また、体温調節も効率的になり、暑い日のランニングでもカラダが楽になります。

やってはいけない危険なダイエット

やってはいけない危険なダイエット

体重減少にはメリットがありますが、間違った方法は絶対に避けなければなりません。

①:極端なカロリー制限

1日の摂取カロリーを1000kcal以下にするような極端な制限は、非常に危険です。

このような状態では、身体は生命維持のために筋肉を分解してエネルギーを作り出します。

走力が低下するだけでなく、免疫力も落ち、骨密度も低下します。女性の場合、月経不順や無月経を引き起こすこともあるため注意が必要です。

そもそも、こうした極端な制限は長続きしません。

我慢の限界がきて暴飲暴食をしてしまうと、リバウンドにつながる可能性が高いのです。

②:極端な炭水化物の制限

『糖質制限ダイエット』が流行していますが、ランナーにとって炭水化物は最も重要なエネルギー源です。

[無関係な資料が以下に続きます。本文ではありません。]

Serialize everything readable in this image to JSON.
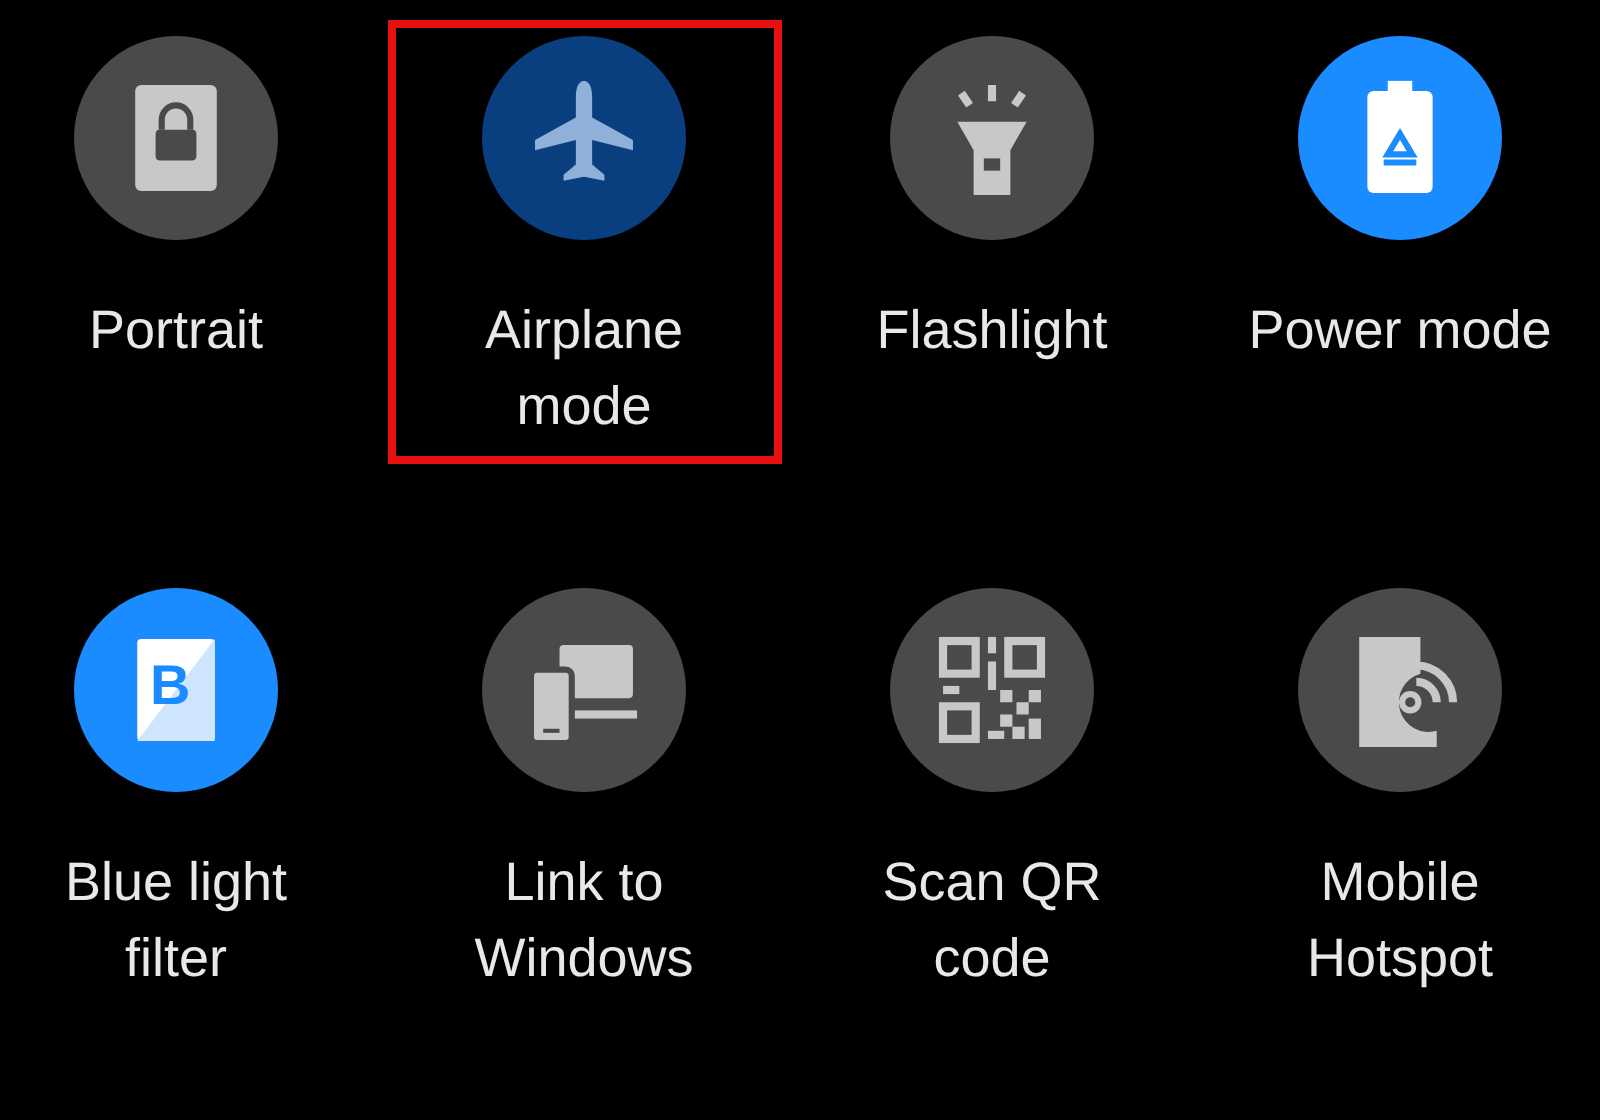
{
  "tiles": [
    {
      "kind": "portrait",
      "label": "Portrait",
      "color": "#4a4a4a",
      "highlighted": false
    },
    {
      "kind": "airplane",
      "label": "Airplane mode",
      "color": "#0a3f7f",
      "highlighted": true
    },
    {
      "kind": "flashlight",
      "label": "Flashlight",
      "color": "#4a4a4a",
      "highlighted": false
    },
    {
      "kind": "power",
      "label": "Power mode",
      "color": "#1a8cff",
      "highlighted": false
    },
    {
      "kind": "bluelight",
      "label": "Blue light filter",
      "color": "#1a8cff",
      "highlighted": false,
      "glyph": "B"
    },
    {
      "kind": "link",
      "label": "Link to Windows",
      "color": "#4a4a4a",
      "highlighted": false
    },
    {
      "kind": "qr",
      "label": "Scan QR code",
      "color": "#4a4a4a",
      "highlighted": false
    },
    {
      "kind": "hotspot",
      "label": "Mobile Hotspot",
      "color": "#4a4a4a",
      "highlighted": false
    }
  ]
}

炭水化物を極端に減らすと、トレーニング中にエネルギー不足になり、パフォーマンスが大幅に低下します。

長距離を走る力が出ず、回復も遅くなります。

また、脳も炭水化物(ブドウ糖)をエネルギー源としているため、集中力の低下や判断力の鈍化も起こります。

③:食事の欠食

『朝食を抜けば痩せる』

『夕食を食べなければいい』

・・という考えも危険です。

食事の回数を減らすと、身体は飢餓状態だと判断し、エネルギーを溜め込もうとします。

その結果、基礎代謝が低下し、逆に痩せにくい身体になってしまいます。

また、空腹の状態でトレーニングをすると筋肉が分解されやすくなるため、かえって逆効果となってしまいます。

④:サプリメントだけに頼る

『プロテインだけ飲んでいれば大丈夫』

『脂肪燃焼サプリがあれば痩せる』

・・という考えも誤りです。

サプリメントはあくまで補助的なものです。

バランスの取れた食事が基本であり、サプリメントだけで必要な栄養を摂ることはできません。

体重を減らしながら走力をつける正しい方法

体重を減らしながら走力をつける正しい方法

では、どうすれば安全に、かつ効果的にダイエットと走力アップを両立できるのでしょうか。

コツ①:ゆっくりと減量する

最も重要なのは、焦らないことです。

適切な減量ペースは、1ヶ月に体重の2〜3%。つまり、体重60kgの人なら月に1.2〜1.8kg程度です。

1週間あたりだと、およそ300〜500g程度の減少です。

「遅い」と感じるかもしれませんが、このペースなら筋肉を維持しながら脂肪を減らせます。

急激に痩せるより、ゆっくり確実に痩せる方が、長期的には成功率が高く、リバウンドも少ないのです。

コツ②:カロリー不足は適度に

カロリー不足の目安は、1日あたり300〜500kcal程度です。

これは、消費カロリーから300〜500kcalを引いた量を摂取するということです。

例えば、1日の消費カロリーが2500kcalなら、2000〜2200kcalを摂取します。この程度の不足なら、筋肉の減少を最小限に抑えながら、脂肪を減らせます。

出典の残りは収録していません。